Today marks the beginning of the eight-day Passover holiday, and the celebration begins with the Seder, or the traditional holiday meal. "The Seder literally means putting things in the right order," the rabbi explains. "It''s remembering our exodus from Egypt as slaves, and putting it into perspective by retelling the story. My family celebrates the first two nights in our household and we also have a large community seder with about 200 people on the second night, at Rancho Canada."
As I learned, there is an enormous amount of ritual that accompanies this time, the objective being to preserve the traditions in the most effective way--by exciting the interest and curiosity of children and encouraging their participation.

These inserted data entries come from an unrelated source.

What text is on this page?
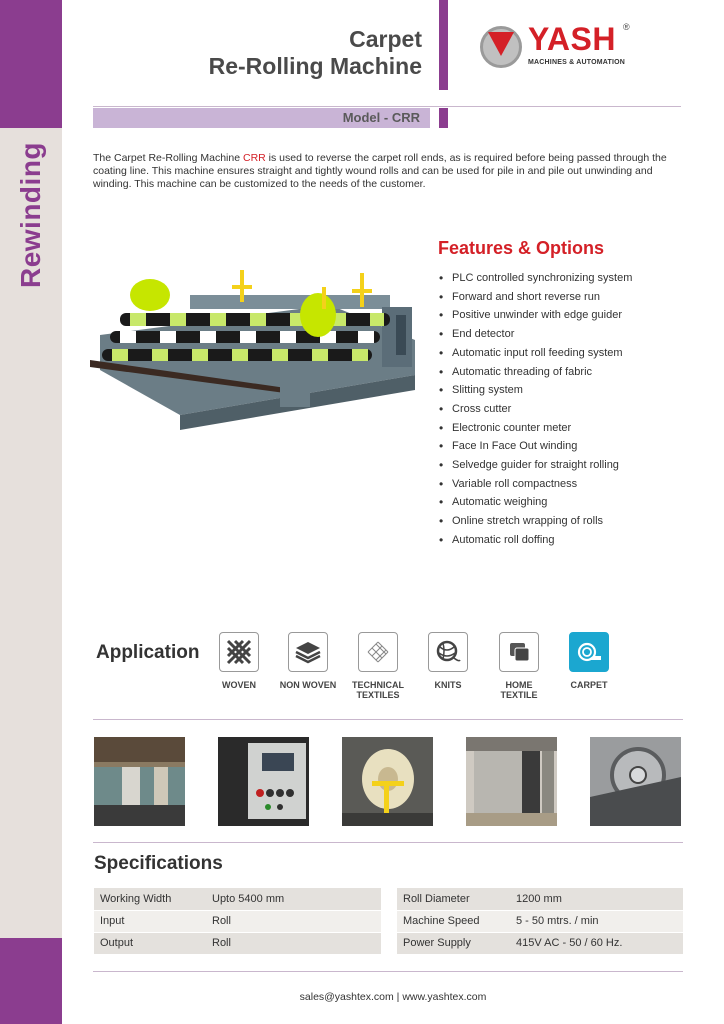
Rewinding
Carpet
Re-Rolling Machine
YASH ®
MACHINES & AUTOMATION
Model - CRR
The Carpet Re-Rolling Machine CRR is used to reverse the carpet roll ends, as is required before being passed through the coating line. This machine ensures straight and tightly wound rolls and can be used for pile in and pile out unwinding and winding. This machine can be customized to the needs of the customer.
Features & Options
• PLC controlled synchronizing system
• Forward and short reverse run
• Positive unwinder with edge guider
• End detector
• Automatic input roll feeding system
• Automatic threading of fabric
• Slitting system
• Cross cutter
• Electronic counter meter
• Face In Face Out winding
• Selvedge guider for straight rolling
• Variable roll compactness
• Automatic weighing
• Online stretch wrapping of rolls
• Automatic roll doffing
Application
WOVEN	NON WOVEN	TECHNICAL
TEXTILES
KNITS	HOME
TEXTILE
CARPET
Specifications
Working Width	Upto 5400 mm
Input	Roll
Output	Roll
Roll Diameter	1200 mm
Machine Speed	5 - 50 mtrs. / min
Power Supply	415V AC - 50 / 60 Hz.
sales@yashtex.com | www.yashtex.com
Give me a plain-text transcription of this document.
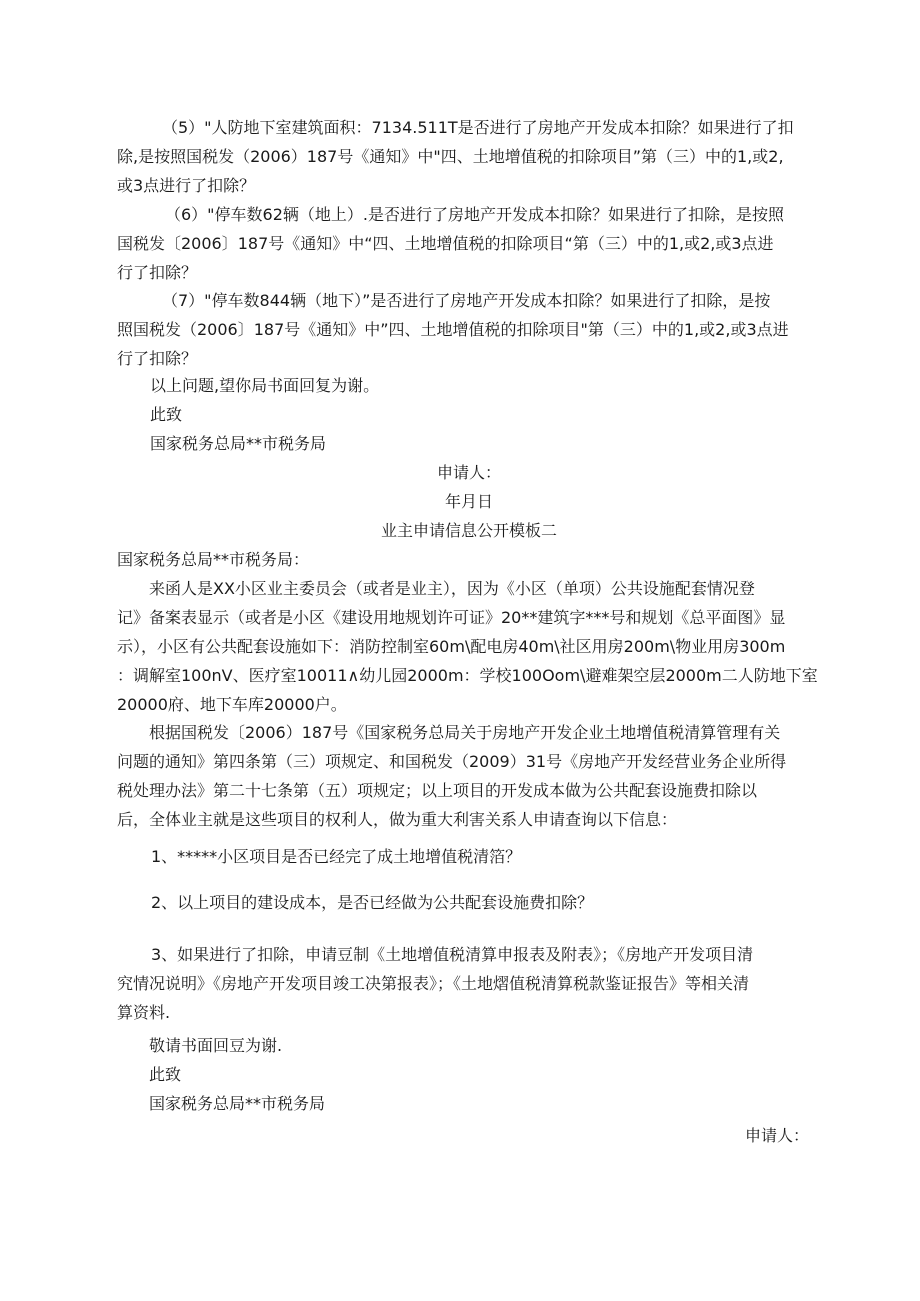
（5）"人防地下室建筑面积：7134.511T是否进行了房地产开发成本扣除？如果进行了扣
除,是按照国税发（2006）187号《通知》中"四、土地增值税的扣除项目”第（三）中的1,或2,
或3点进行了扣除？
（6）"停车数62辆（地上）.是否进行了房地产开发成本扣除？如果进行了扣除，是按照
国税发〔2006〕187号《通知》中“四、土地增值税的扣除项目“第（三）中的1,或2,或3点进
行了扣除？
（7）"停车数844辆（地下）”是否进行了房地产开发成本扣除？如果进行了扣除，是按
照国税发（2006〕187号《通知》中”四、土地增值税的扣除项目"第（三）中的1,或2,或3点进
行了扣除？
以上问题,望你局书面回复为谢。
此致
国家税务总局**市税务局
申请人：
年月日
业主申请信息公开模板二
国家税务总局**市税务局：
来函人是XX小区业主委员会（或者是业主），因为《小区（单项）公共设施配套情况登
记》备案表显示（或者是小区《建设用地规划许可证》20**建筑字***号和规划《总平面图》显
示），小区有公共配套设施如下：消防控制室60m\配电房40m\社区用房200m\物业用房300m
：调解室100nV、医疗室10011∧幼儿园2000m：学校100Oom\避难架空层2000m二人防地下室
20000府、地下车库20000户。
根据国税发〔2006）187号《国家税务总局关于房地产开发企业土地增值税清算管理有关
问题的通知》第四条第（三）项规定、和国税发（2009）31号《房地产开发经营业务企业所得
税处理办法》第二十七条第（五）项规定；以上项目的开发成本做为公共配套设施费扣除以
后，全体业主就是这些项目的权利人，做为重大利害关系人申请查询以下信息：
1、*****小区项目是否已经完了成土地增值税清箔？
2、以上项目的建设成本，是否已经做为公共配套设施费扣除？
3、如果进行了扣除，申请豆制《土地增值税清算申报表及附表》；《房地产开发项目清
究情况说明》《房地产开发项目竣工决第报表》；《土地熠值税清算税款鉴证报告》等相关清
算资料.
敬请书面回豆为谢.
此致
国家税务总局**市税务局
申请人：
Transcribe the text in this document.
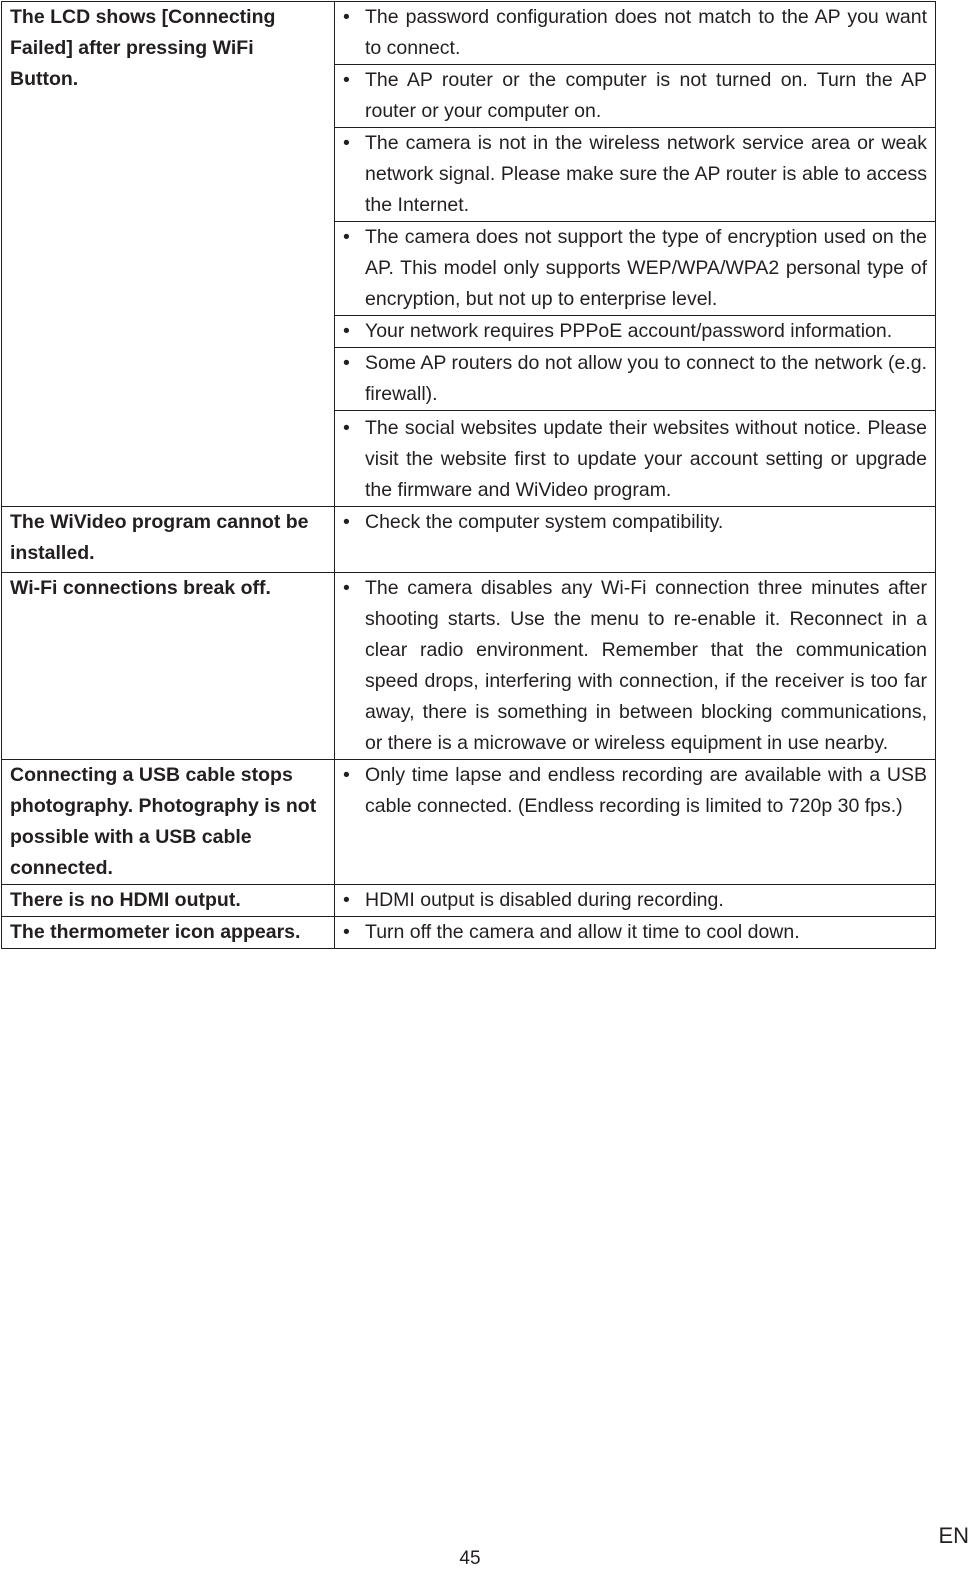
The LCD shows [Connecting Failed] after pressing WiFi Button.	• The password configuration does not match to the AP you want to connect.

	• The AP router or the computer is not turned on. Turn the AP router or your computer on.

	• The camera is not in the wireless network service area or weak network signal. Please make sure the AP router is able to access the Internet.

	• The camera does not support the type of encryption used on the AP. This model only supports WEP/WPA/WPA2 personal type of encryption, but not up to enterprise level.

	• Your network requires PPPoE account/password information.

	• Some AP routers do not allow you to connect to the network (e.g. firewall).

	• The social websites update their websites without notice. Please visit the website first to update your account setting or upgrade the firmware and WiVideo program.

The WiVideo program cannot be installed.	• Check the computer system compatibility.

Wi-Fi connections break off.	• The camera disables any Wi-Fi connection three minutes after shooting starts. Use the menu to re-enable it. Reconnect in a clear radio environment. Remember that the communication speed drops, interfering with connection, if the receiver is too far away, there is something in between blocking communications, or there is a microwave or wireless equipment in use nearby.

Connecting a USB cable stops photography. Photography is not possible with a USB cable connected.	• Only time lapse and endless recording are available with a USB cable connected. (Endless recording is limited to 720p 30 fps.)

There is no HDMI output.	• HDMI output is disabled during recording.

The thermometer icon appears.	• Turn off the camera and allow it time to cool down.
EN
45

Customs in various parts of the world may differ--Ashkenazi, or Eastern European Jews, probably won''t be planning the same menus as a Sephardic, or a Mediterranean Jewish family; and strictly Kosher practices tow the hard and fast line in comparison to reformist households--but one dietary restriction in particular holds forth. "We eat no yeast or bread during this seven or eight days," says Greenbaum. "Only matzoh, the unleavened bread that commemorates our exodus from Egypt as slaves." Matzoh, as the story goes, is the hard, unleavened cracker-like bread that resulted when, fleeing the Pharaoh with no time for their bread to rise, the Israelites baked their dough on hot stones in the desert.
At the Seder, three pieces of matzoh are placed at the center of the table in a matzoh cover, which resembles a cloth sleeve or envelope. After breaking the pieces in half, the halves that are not returned to the table are hidden throughout the house, becoming the object of a game of hide and seek for the children to discover.
Then there''s the Seder plate. "The Seder plate is the tool that we use, placed at the center of the table, with different items to be held up as symbols," the rabbi explains. It''s also during this gathering that stories are told, songs are sung, and readings are made from the Haggadah, the book of Exodus--Rabbi Greenbaum''s role at his family''s Seder table.
There are five items found on the plate: the haroseth, chopped walnuts mixed with wine, cinnamon and apples, to resemble the mortar that Jewish slaves used to mix for the Pharaoh''s bricks. There is a roasted egg along with parsley, to represent springtime. The parsley is dipped in salt water to honor the tears of their oppressed ancestors. The fourth item is a shank bone, commemorating the sacrificial lamb. And then there is a mix of bitter herbs that may include horseradish, to mark the affliction of slavery.
Also on the table are four cups of wine, representing the "redemption speeches" made by God in which He promised to free the Hebrews from slavery. One cup symbolizes freedom, one is for deliverance, a third for redemption and another for release. A fifth cup that no one is allowed to drink is for Elijah the Prophet, whom it is said will one day declare the coming of final salvation. And to invite Elijah in, the front door is left open.
And to be sure that all these rich traditions are passed on, it''s customary to have the youngest child ask the Four Questions: Why do we eat the matzoh during Passover? Why the bitter herbs? Why do we dip the parsley in salt water? And finally, why do we sit gathered, all leaning on pillows? The answer to the last question is poignantly rich; so that we may now be comfortable as we are reminded that we once were slaves.